The median age at onset in the 19 infants hospitalized for pertussis was low (around 70 days). This finding confirms international evidence showing that a vaccination strategy envisaging an additional dose at birth or maternal immunization is advisable to prevent disease in the first six months of life [20, 28, 32]. In accordance with published data we assume that improving surveillance and diagnosis would allow more accurate epidemiological assessments of pertussis and help to establish better vaccination strategies (times and age at vaccination).

Limitations of our study are the small number of infants enrolled, the fact that we could analyze B. pertussis strains in only two patients, and that nasopharyngeal washing is not the reference standard for detecting B. pertussis in culture.

Conclusion

In conclusion, even during seasonal RSV outbreaks the differential diagnosis of bronchiolitis, especially in children younger than one year, should consider whooping cough.
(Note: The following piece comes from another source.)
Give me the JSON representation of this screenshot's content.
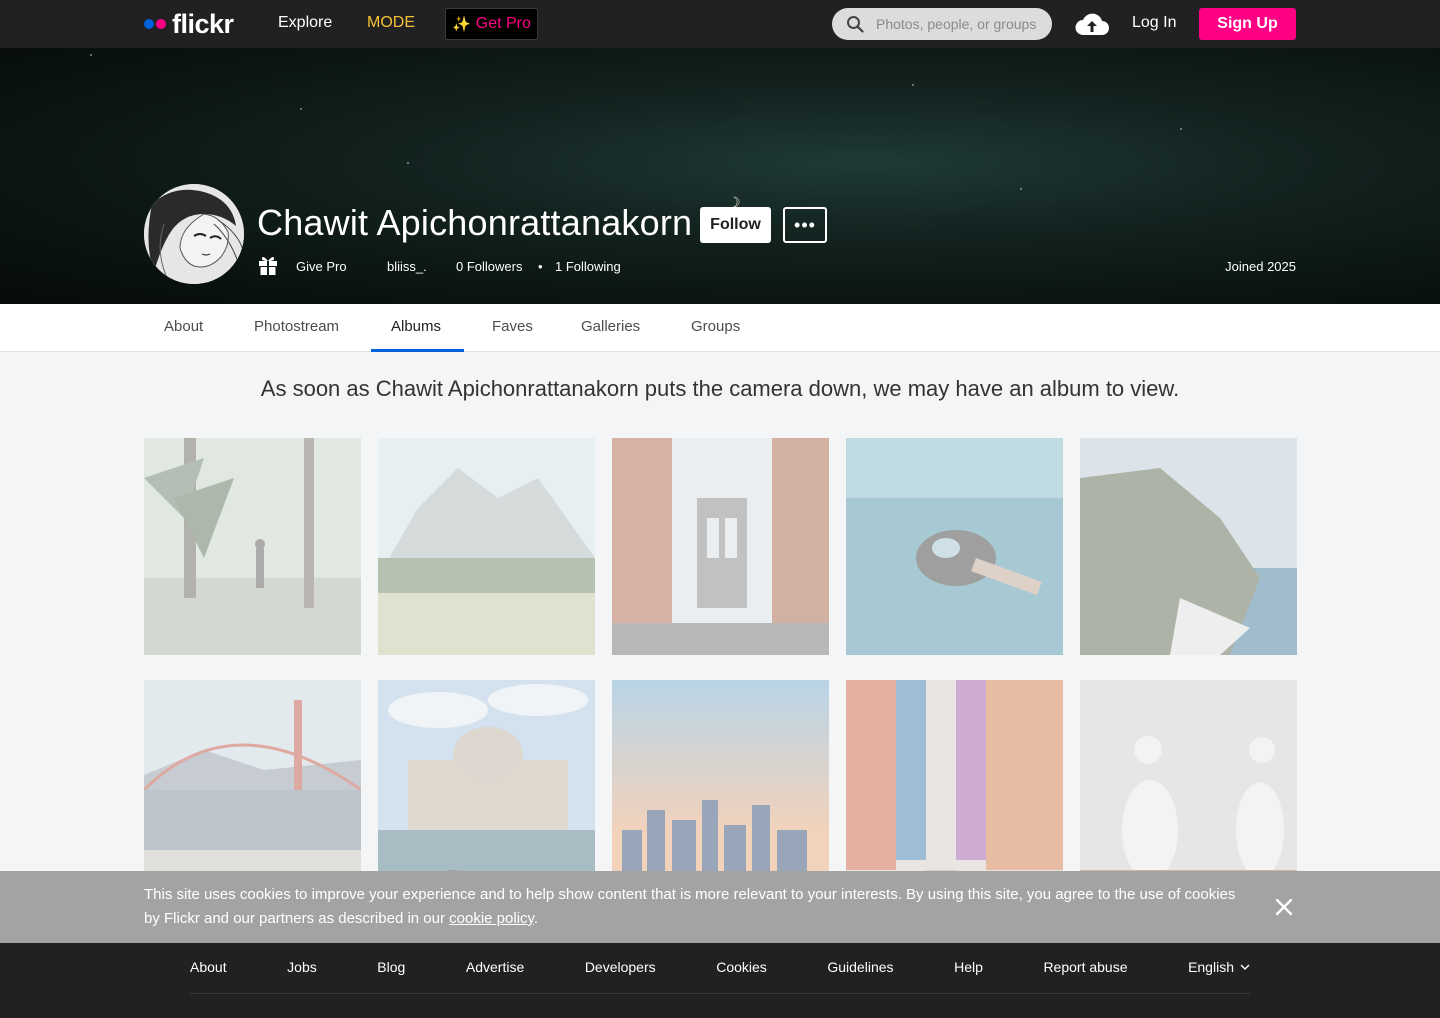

In the absence of exposure to ill contacts and local epidemiological surveillance, the major clinical factors for diagnosing whooping cough are typical paroxysmal cough, lymphocytosis, increased eosinophil numbers and absent abnormal chest sounds. Molecular analysis suggests that also in Italy B. pertussis strains differ from those included in the current vaccine. These findings might call for a change in the current pertussis vaccination, according also to the current strategies in the US and other countries that include maternal immunization with Tdap.